Delivering business automation with its potential to drive down operating costs has been the key IT goal for more than a quarter of a century. However, after far too many false dawns, we have now reached a stage where nobody believes that the next technology wave will bring with it anything more than limited business benefits and yet more complexity.

For many organizations, in the short-to-medium term at least, the requirement is to get better and more consistent value from their existing technology investments. They are not looking for new enterprise resource planning (ERP) offerings, they have already tried customer relationship management (CRM). Those investments have been made, and now what organizations really need is the ability to properly align their systems at a detailed level alongside key business activities, tasks that often sit outside the scope of existing technology solutions.

Of course the requirement to integrate hardwired IT systems has been around for a long time. However, with few exceptions, and despite high levels of spending on integration services, organizations have struggled to deliver end-to-end business solutions that have the flexibility to keep pace with the operational needs of the business, or indeed that have the agility to change when market requirements dictate.

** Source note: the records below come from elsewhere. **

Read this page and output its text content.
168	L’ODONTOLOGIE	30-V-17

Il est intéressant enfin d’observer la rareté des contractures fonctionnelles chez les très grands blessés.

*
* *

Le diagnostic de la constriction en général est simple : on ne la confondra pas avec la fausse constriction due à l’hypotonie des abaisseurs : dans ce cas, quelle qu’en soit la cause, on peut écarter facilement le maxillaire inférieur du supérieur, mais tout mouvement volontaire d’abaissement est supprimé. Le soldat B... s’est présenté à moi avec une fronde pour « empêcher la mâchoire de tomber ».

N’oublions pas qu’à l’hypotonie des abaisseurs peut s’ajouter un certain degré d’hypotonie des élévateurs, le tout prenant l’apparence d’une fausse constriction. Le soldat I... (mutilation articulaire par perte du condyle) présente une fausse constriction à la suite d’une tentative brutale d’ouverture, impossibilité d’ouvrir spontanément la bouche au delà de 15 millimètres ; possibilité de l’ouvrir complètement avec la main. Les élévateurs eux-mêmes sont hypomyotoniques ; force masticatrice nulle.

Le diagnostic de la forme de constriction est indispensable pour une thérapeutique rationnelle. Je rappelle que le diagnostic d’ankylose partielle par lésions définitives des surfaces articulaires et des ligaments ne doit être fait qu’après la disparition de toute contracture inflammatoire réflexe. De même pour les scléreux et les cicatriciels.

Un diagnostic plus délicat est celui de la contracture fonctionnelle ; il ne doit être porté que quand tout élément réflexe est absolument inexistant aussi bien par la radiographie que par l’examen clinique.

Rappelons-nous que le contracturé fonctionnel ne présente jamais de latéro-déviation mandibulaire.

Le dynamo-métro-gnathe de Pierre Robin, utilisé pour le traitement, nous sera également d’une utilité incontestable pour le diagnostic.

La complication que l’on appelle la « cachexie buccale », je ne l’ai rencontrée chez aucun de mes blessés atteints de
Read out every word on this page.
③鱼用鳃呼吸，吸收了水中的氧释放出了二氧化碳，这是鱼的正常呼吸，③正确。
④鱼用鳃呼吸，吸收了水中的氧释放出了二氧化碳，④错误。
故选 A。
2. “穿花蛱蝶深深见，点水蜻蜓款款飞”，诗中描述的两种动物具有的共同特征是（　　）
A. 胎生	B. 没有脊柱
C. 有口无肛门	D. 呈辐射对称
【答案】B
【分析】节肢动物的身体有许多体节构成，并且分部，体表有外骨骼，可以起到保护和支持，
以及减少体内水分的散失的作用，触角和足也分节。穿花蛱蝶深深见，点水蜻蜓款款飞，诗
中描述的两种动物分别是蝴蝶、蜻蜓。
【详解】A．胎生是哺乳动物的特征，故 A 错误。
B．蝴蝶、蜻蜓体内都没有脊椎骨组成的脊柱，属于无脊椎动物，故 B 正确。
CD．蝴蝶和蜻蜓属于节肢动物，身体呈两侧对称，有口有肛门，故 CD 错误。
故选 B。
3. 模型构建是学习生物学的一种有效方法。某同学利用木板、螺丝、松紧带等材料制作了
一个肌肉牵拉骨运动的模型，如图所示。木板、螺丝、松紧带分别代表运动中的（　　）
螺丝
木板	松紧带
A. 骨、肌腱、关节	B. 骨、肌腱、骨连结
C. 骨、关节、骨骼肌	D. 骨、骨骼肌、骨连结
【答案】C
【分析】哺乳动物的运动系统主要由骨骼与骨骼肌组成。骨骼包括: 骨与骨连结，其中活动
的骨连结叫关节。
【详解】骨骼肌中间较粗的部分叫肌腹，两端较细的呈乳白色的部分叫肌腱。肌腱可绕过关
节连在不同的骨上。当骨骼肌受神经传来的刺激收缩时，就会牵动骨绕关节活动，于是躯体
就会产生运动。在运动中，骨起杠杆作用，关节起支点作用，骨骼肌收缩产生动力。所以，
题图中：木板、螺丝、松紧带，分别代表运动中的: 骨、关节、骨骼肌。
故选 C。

In response to market conditions, perhaps fortunately, or perhaps by design, the BPM sector has matured. Not only has its core process-driven capabilities moved on, but there has also been recognition that process and systems integration have become highly interconnected success factors. Therefore, when used to its full potential, BPM can now be accurately described as a business discipline that utilizes operational practices, approaches, and methods to create and improve business processes.

It is an open technology that can deal with just about any process improvement, discipline, or activity, and with its fast build and deployment methodology would appear to be ideally placed to deal with the automation of manual processes, the linking of disconnected information flows, or for the re-engineering of processes that need to change as business requirements move on. In operational use, BPM is seen as having few distinguishing limitations, and through the use of its process layer architecture it can be used to contribute to most forms of process improvement.

To fully achieve these objectives, and to ensure that new and additional areas of the business can also be properly supported, there is a need to use technology that can deal with both the process and integration issues – one without the other has little value. Therefore, just like the operational-change-and-flexibility-challenges that face the business community on a day-to-day basis, the challenges facing the BPM industry are also moving on.

Yesterday, it was about ensuring that BPM’s process-based role was properly understood. This has been achieved. Today the challenge is about service delivery. BPM in its contemporary form has the capability to provide a complete process delivery model. However, this approach is only practical where both process and integration disciplines exist within a common architecture. In some cases market and product consolidation has helped to ensure that this is achievable, perhaps providing another sign of market maturity in the BPM space.